Turut hadir Presiden Joko Widodo, Mustasyar PBNU yang juga calon wakil presiden nomor urut 01 KH Ma\'ruf Amin serta ulama NU dan perwakilan pengurus wilayah dan cabang NU di 34 provinsi. Menteri Agama Lukman Hakim, Menteri BUMN Rini Soemarno, Menteri Keluatan dan Perikanan Susi Pudjiastuti, Wakil Ketua MPR Muhaimin Iskandar, Gubernur Jabar Ridwan Kamil dan pejabat lainnya.
Revolusi industri 4.0 merupakan transformasi digital yang mengombinasikan kecerdasan buatan, data raksasa, komputasi awan, produk terkoneksi internet (internet of things), robotik dan cetak tiga dimensi.
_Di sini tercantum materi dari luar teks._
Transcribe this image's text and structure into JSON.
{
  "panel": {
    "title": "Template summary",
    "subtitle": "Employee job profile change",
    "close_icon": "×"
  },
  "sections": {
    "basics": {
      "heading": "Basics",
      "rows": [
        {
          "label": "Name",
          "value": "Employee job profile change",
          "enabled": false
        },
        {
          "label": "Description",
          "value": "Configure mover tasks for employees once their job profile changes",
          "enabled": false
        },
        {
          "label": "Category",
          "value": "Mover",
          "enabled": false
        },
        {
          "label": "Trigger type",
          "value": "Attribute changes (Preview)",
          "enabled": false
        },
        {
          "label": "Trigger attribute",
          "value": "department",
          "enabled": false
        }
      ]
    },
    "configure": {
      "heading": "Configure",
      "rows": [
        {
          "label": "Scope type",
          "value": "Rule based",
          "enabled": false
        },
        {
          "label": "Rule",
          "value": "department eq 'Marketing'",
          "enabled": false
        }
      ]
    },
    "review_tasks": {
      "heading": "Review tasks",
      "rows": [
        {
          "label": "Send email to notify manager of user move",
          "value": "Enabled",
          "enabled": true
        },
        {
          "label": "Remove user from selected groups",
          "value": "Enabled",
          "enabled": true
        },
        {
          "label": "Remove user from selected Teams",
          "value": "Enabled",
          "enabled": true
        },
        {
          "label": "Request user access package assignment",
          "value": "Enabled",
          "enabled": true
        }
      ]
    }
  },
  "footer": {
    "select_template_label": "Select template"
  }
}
Menurut Miftachul, revolusi industri keempat yang bersamaan dengan usia ke-93 tahun NU tersebut harus diimbangi dengan 4G. 4G yang dimaksud merupakan singkatan dari grand idea (ide besar), grand strategy (strategi besar), grand design (desain besar), dan grand control (pemantauan menyeluruh).
Menurut dia, masyarakat NU, baik kultural dan struktural harus memiliki ide besar berupa visi misi NU. Kedua, NU harus memiliki desain besar atau program yang terukur bagi masyarakat. Program yang dimaksud adalah bagaimana menjaga NKRI, seperti konsep NU yakni persaudaraan sesama umat Islam, sesama sebangsa, dan sesama manusia.
Ketiga adalah strategi besar. "Selama ini, distribusi kader NU banyak berkumpul di Kementerian Agama. Seharusnya, kader-kader terbaik tersebar ke ruang-ruang yang lain," ujar Miftachul.
Jika ketiga hal itu terpenuhi, terakhir, NU harus mempunyai pemantauan secara menyeluruh atau grand control. Artinya, pandangan PBNU harus seiya sekata dengan pengurus NU tingkat cabang bahkan ranting yang paling kecil.
"Jadi, organisasi ini sistemik, proaktif, reaktif, dan responsif yang terus menebarkan kasih sayang di alam ini," ungkapnya.
Ketua PBNU Said Aqil Siroj mengatakan, saat ini, sekitar 60 persen tenaga kerja di Indonesia memiliki pendidikan sekolah menengah pertama ke bawah. Kondisi ini menjadi tantangan bagi masyarakat Indonesia, termasuk NU di era revolusi 4.0.
"Oleh karena itu, pemerintah perlu mengelola hal ini sekaligus mengantisipasi dampak revolusi keempat, seperti hilangnya tenaga kerja karena digantikan robot," ujarnya.
Anggota Komite Pengarah Munas Alim Ulama dan Konbes NU Robikin Emas mengatakan, dengan jumlah 92 juta jiwa, warga NU punya potensi untuk maju. "Tetapi, sebagian besar warga NU berada di piramina bawah struktur masyarakat, menengah ke bawah," ujarnya.